Union Delegate for Fired IPN Workers Goes to Prison

by Ronald Drenger

The controversial former union delegate for Independence Plaza North’s building workers is going to prison this month in connection with a labor bribery scheme at another housing complex.

The delegate, Ismet “Izzy” Kukic, of Local 32B-J of the Service Workers International Union, was sentenced on Nov. 27 to a year and a day for conspiring to take a bribe from mobsters who were trying to help the owner of a Brooklyn residential complex get rid of 32B-J building workers and replace them with lower-wage staff.

Kukic was the delegate for IPN’s 24 security guards, members of 32B-J, when IPN management fired them in April 2000 and replaced them with lower-salaried workers from Cambridge Security Services. Many of the workers complained that Kukic did little or nothing to help them on the eve of their dismissal. Management later agreed to rehire 12 of the fired workers, half of them part-time.

Kukic (he also used the last name Kukaj) was among 45 organized crime members and mob associates indicted in April 2001 for a wide range of crimes after an informer caught their conversations on tape. He was recorded discussing the Brooklyn labor situation with mobsters at a meeting on May 10, 2000, in a Manhattan Wendy’s restaurant.

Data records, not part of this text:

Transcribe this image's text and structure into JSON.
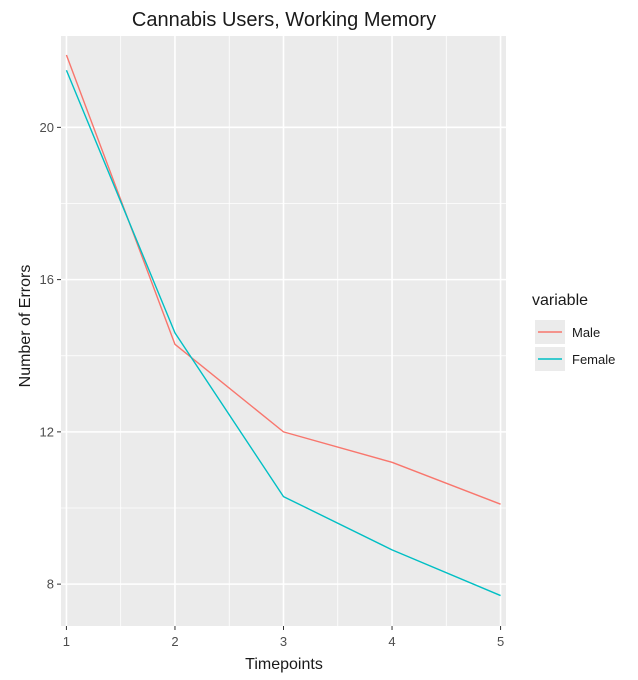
{
  "chart_data": {
    "type": "line",
    "title": "Cannabis Users, Working Memory",
    "xlabel": "Timepoints",
    "ylabel": "Number of Errors",
    "x": [
      1,
      2,
      3,
      4,
      5
    ],
    "xlim": [
      0.95,
      5.05
    ],
    "ylim": [
      6.9,
      22.4
    ],
    "xticks": [
      1,
      2,
      3,
      4,
      5
    ],
    "yticks": [
      8,
      12,
      16,
      20
    ],
    "grid": true,
    "panel_background": "#ebebeb",
    "grid_color": "#ffffff",
    "legend_position": "right",
    "legend": {
      "title": "variable"
    },
    "series": [
      {
        "name": "Male",
        "color": "#f8766d",
        "values": [
          21.9,
          14.3,
          12.0,
          11.2,
          10.1
        ]
      },
      {
        "name": "Female",
        "color": "#00bfc4",
        "values": [
          21.5,
          14.6,
          10.3,
          8.9,
          7.7
        ]
      }
    ]
  }
}
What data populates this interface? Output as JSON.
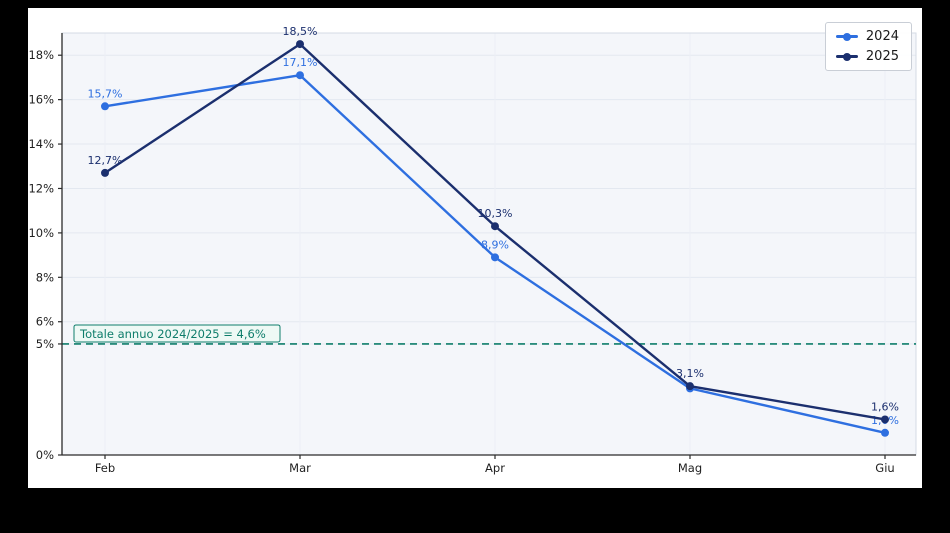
{
  "page": {
    "background": "#000000",
    "panel_background": "#ffffff",
    "plot_background": "#f4f6fa"
  },
  "chart_data": {
    "type": "line",
    "title": "",
    "xlabel": "",
    "ylabel": "",
    "categories": [
      "Feb",
      "Mar",
      "Apr",
      "Mag",
      "Giu"
    ],
    "series": [
      {
        "name": "2024",
        "color": "#2e6fe0",
        "values": [
          15.7,
          17.1,
          8.9,
          3.0,
          1.0
        ],
        "point_labels": [
          "15,7%",
          "17,1%",
          "8,9%",
          null,
          "1,0%"
        ]
      },
      {
        "name": "2025",
        "color": "#1b2f6e",
        "values": [
          12.7,
          18.5,
          10.3,
          3.1,
          1.6
        ],
        "point_labels": [
          "12,7%",
          "18,5%",
          "10,3%",
          "3,1%",
          "1,6%"
        ]
      }
    ],
    "y_ticks": [
      {
        "value": 18,
        "label": "18%"
      },
      {
        "value": 16,
        "label": "16%"
      },
      {
        "value": 14,
        "label": "14%"
      },
      {
        "value": 12,
        "label": "12%"
      },
      {
        "value": 10,
        "label": "10%"
      },
      {
        "value": 8,
        "label": "8%"
      },
      {
        "value": 6,
        "label": "6%"
      },
      {
        "value": 5,
        "label": "5%"
      },
      {
        "value": 0,
        "label": "0%"
      }
    ],
    "ylim": [
      0,
      19
    ],
    "grid": true,
    "legend_position": "top-right",
    "reference_line": {
      "value": 5,
      "style": "dashed",
      "color": "#0e7d6b",
      "annotation": "Totale annuo 2024/2025 = 4,6%"
    }
  },
  "colors": {
    "axis": "#2b2b2b",
    "tick_text": "#1f1f1f",
    "grid": "#e3e8f0",
    "plot_border": "#d5dbe4",
    "annotation_bg": "#eef9f5"
  }
}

According to prosecutors, Abe Weider, the owner of Venderveer Apartments in East Flatbush, had turned to the mob for help in keeping the powerful 32 B-J off his back, and Kukic was the Genovese family’s connection inside the union. Kukic pleaded guilty earlier this year.

In a letter to the judge before the sentencing, Kukic’s lawyer, Michael Marinaccio, said Kukic deserved leniency because he was “a hard working family man” whose involvement in the crime was motivated “not so much by greed or dishonesty but by a misguided desire to ingratiate himself to individuals he thought were his friends.”

Some members of 32B-J also wrote on Kukic’s behalf.

But Paul Weinstein, an Assistant United States Attorney in Brooklyn who handled the case, wrote to the judge that Kukic was “a corrupt union official who had gained the trust of Genovese family soldiers” and that his offense “was no aberration.”

At IPN, in the months before and after the firings, many of the veteran guards said that Kukic ignored their repeated complaints about management and their fears about being let go, and often did not even return phone calls.

They noted that the only union rally on their behalf took place outside of IPN three weeks after they received termination notices and two days after their last day of work, and only in the wake of extensive press coverage of the firings.

“The union lay down like a dog and let management scratch its little tummy,” a fired IPN worker said at the time.